A MAN has been sentenced to 15 years in prison for the daily sexual abuse of his daughter from the age of nine for four years.
The now 18-year-old woman addressed the sentence hearing last Monday, through her victim impact statement, in which she spoke of her hatred for her father and described him as a monster.
“I don’t want an apology from him. I wanted him named and shamed but I can’t do that because it would hurt my family,” the woman said.
The 71-year-old man, who cannot be named to protect the identity of his victim, was convicted by a Central Criminal Court jury in March on 60 counts of sexual abuse and 14 charges of rape between January 2002 and September 2006 in Galway and Roscommon. He had pleaded not guilty.
Mr Justice Paul Carney suspended the last three years of the sentence after saying that he did not think it was right that someone should die in prison. He had also taken into account that the man had reached “advanced years” without criminal conviction and had otherwise devoted his life to “hard work and sporting activities”.
Mr Justice Carney declared the man a sex offender. He said he could not be penalised “for putting his daughter on proof of the outrages perpetrated against her” but by doing so he had lost his right to “the most fruitful mitigation, a plea of guilty”.
He also said he had not expressed “genuine remorse” and he had been “smart-alecky” during his Garda interviews, saying 46 times, “if [victim] says so, yes it is true”.
Mr Justice Carney noted that the man later told the jury that he had used a similar sentiment in his coaching days “to humour footballers in the dressing room”.
He had taken into account the following when concluding that the offence merited a 15-year sentence for the rapes and 10 year concurrent terms for the sex assaults.
“The aggravating factors include the breach of trust, the fact the offence occurred within her home where she was entitled to security and sanctuary, the effect it had on her, her age at the time, the frequency and period of time the offence spanned, his absence of remorse and the predatory nature of the offence.”
He had also taken into consideration that the man had tried to jeopardise the trial by communicating with the victim and her mother in the days before it and thereby breaching his bail conditions. He suspended the final three years on condition that the man keeps away from his daughter on his release from prison.
The teenager stated in her victim impact statement that her father had put her through the trauma of two trials, after the jury failed to agree on a verdict in an earlier hearing, and he had never shown remorse.
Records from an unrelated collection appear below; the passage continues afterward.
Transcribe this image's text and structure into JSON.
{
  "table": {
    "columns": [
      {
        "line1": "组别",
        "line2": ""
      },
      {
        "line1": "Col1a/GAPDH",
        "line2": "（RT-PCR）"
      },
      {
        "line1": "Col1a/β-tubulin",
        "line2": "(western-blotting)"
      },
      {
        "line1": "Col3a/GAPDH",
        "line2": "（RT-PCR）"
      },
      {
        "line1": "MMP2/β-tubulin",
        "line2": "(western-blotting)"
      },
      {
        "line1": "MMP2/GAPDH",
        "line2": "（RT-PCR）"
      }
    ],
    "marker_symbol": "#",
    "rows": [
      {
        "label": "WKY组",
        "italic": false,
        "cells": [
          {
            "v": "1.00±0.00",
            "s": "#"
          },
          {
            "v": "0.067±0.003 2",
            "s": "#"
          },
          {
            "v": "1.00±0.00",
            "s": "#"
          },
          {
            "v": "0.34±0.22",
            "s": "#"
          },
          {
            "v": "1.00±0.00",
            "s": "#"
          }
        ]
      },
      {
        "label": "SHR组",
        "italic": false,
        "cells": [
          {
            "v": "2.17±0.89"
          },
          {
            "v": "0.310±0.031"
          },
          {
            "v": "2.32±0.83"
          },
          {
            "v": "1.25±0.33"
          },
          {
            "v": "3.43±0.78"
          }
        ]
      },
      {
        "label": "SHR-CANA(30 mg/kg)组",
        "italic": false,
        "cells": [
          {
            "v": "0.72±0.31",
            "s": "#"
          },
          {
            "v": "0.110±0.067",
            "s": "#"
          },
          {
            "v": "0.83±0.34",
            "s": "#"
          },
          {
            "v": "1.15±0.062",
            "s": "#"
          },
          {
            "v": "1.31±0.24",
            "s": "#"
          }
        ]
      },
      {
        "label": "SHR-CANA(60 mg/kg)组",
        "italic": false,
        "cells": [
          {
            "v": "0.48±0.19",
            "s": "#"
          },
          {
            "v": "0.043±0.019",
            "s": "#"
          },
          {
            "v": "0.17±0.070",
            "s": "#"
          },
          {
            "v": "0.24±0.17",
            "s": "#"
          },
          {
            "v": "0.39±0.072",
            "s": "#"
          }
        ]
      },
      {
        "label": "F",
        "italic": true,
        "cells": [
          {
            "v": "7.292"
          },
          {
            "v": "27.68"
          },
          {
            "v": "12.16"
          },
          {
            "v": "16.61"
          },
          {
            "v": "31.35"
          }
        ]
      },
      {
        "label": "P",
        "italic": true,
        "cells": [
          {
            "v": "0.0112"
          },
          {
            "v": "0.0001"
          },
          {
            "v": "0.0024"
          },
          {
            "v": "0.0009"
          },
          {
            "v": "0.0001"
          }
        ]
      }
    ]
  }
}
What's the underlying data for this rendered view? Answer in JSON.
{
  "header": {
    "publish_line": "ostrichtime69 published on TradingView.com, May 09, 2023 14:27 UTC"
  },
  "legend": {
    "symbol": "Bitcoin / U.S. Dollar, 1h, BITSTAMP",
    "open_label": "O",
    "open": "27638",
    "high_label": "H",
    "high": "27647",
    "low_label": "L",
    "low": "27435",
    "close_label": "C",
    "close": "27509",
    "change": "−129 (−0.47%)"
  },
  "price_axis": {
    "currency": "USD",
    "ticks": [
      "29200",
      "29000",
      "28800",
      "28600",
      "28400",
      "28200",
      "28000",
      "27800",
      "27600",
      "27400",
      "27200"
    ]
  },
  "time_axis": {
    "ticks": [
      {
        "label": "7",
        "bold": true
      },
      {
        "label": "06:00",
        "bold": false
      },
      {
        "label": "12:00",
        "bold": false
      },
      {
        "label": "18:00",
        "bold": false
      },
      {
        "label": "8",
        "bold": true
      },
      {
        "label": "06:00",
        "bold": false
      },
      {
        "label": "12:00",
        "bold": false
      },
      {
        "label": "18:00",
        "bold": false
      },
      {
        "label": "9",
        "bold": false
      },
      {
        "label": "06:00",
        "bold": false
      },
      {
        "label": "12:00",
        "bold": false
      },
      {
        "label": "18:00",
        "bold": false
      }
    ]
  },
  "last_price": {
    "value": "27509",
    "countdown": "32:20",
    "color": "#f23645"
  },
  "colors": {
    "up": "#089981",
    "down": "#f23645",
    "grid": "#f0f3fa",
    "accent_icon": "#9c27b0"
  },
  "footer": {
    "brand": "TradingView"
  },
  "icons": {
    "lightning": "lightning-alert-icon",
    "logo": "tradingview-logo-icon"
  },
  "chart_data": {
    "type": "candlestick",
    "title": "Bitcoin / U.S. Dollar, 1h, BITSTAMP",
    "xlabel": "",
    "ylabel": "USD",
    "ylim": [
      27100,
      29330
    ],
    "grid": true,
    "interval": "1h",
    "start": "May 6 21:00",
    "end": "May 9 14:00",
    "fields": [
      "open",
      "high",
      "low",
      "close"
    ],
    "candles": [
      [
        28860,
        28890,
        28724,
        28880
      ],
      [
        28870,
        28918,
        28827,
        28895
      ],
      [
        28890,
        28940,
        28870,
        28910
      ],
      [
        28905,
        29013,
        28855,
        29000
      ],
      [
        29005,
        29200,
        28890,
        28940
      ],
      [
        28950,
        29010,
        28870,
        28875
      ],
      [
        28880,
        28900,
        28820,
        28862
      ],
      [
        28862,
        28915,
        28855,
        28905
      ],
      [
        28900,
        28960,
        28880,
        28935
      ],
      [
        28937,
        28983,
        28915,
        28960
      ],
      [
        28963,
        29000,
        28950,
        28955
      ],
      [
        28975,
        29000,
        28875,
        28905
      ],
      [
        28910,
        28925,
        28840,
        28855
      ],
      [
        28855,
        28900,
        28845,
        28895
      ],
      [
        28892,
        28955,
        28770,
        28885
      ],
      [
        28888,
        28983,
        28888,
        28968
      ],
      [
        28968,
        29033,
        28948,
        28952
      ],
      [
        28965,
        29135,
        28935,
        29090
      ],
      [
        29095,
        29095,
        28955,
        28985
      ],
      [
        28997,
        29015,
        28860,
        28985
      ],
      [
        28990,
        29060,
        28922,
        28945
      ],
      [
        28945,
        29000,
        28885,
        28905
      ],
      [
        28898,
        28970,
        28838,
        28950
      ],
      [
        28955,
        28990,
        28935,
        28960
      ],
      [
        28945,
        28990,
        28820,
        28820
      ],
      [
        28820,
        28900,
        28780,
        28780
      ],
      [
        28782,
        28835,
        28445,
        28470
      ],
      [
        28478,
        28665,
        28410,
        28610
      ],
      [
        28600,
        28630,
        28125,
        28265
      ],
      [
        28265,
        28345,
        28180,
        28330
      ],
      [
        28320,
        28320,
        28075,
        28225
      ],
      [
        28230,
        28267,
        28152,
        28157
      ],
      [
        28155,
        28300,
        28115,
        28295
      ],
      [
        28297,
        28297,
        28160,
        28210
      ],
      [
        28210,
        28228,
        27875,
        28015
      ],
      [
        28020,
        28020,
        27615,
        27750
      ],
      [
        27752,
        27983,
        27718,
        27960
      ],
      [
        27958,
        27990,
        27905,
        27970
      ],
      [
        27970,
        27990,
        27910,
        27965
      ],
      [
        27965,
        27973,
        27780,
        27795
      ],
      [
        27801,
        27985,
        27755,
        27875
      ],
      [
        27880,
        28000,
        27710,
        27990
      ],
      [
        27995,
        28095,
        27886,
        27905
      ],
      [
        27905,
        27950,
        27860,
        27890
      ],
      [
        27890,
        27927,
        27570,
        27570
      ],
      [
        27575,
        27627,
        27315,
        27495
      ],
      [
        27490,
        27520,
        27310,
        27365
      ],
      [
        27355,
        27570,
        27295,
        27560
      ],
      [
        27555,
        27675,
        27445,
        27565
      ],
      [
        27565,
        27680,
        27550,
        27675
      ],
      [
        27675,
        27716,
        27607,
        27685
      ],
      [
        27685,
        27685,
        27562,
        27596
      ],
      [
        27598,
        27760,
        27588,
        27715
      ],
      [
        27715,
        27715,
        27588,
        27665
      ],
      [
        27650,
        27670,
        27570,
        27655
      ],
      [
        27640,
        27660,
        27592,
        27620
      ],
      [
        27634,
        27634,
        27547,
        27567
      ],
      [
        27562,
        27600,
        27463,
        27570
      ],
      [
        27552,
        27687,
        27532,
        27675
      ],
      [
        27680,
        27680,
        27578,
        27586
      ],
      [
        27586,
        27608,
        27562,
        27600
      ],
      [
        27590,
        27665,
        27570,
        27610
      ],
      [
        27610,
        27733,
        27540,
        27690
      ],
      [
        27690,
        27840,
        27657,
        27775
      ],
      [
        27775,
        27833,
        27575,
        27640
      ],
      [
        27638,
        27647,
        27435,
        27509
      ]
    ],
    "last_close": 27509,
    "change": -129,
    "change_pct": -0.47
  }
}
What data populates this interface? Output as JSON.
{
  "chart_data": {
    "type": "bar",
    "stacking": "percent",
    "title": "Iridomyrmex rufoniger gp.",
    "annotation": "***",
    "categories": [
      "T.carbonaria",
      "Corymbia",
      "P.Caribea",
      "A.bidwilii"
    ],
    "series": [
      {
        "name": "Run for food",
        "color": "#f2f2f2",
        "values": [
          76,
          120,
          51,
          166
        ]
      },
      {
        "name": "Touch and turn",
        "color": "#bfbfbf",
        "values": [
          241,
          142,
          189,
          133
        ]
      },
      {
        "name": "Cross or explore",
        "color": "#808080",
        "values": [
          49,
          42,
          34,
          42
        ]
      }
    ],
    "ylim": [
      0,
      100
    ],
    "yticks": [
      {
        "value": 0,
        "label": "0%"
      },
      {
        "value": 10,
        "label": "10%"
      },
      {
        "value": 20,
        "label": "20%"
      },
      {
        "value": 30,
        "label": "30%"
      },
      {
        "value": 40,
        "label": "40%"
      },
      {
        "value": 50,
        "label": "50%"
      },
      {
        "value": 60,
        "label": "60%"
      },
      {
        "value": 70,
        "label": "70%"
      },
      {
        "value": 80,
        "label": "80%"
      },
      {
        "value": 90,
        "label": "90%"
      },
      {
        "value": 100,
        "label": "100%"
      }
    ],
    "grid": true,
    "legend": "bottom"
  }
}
“He waited until the foreman said guilty 74 times before he said sorry,” the teenager said, referring to the man apologising to her and her mother as he was being led away by prison officers following the verdict at the second trial.
She said he had left her siblings without a father and herself without an education “and to pick up the pieces”. She had “a monster for a father”, adding that she never wanted to see or hear from him again.
She said she was “free for the first time” after her father left the family home when she told her mother about the abuse.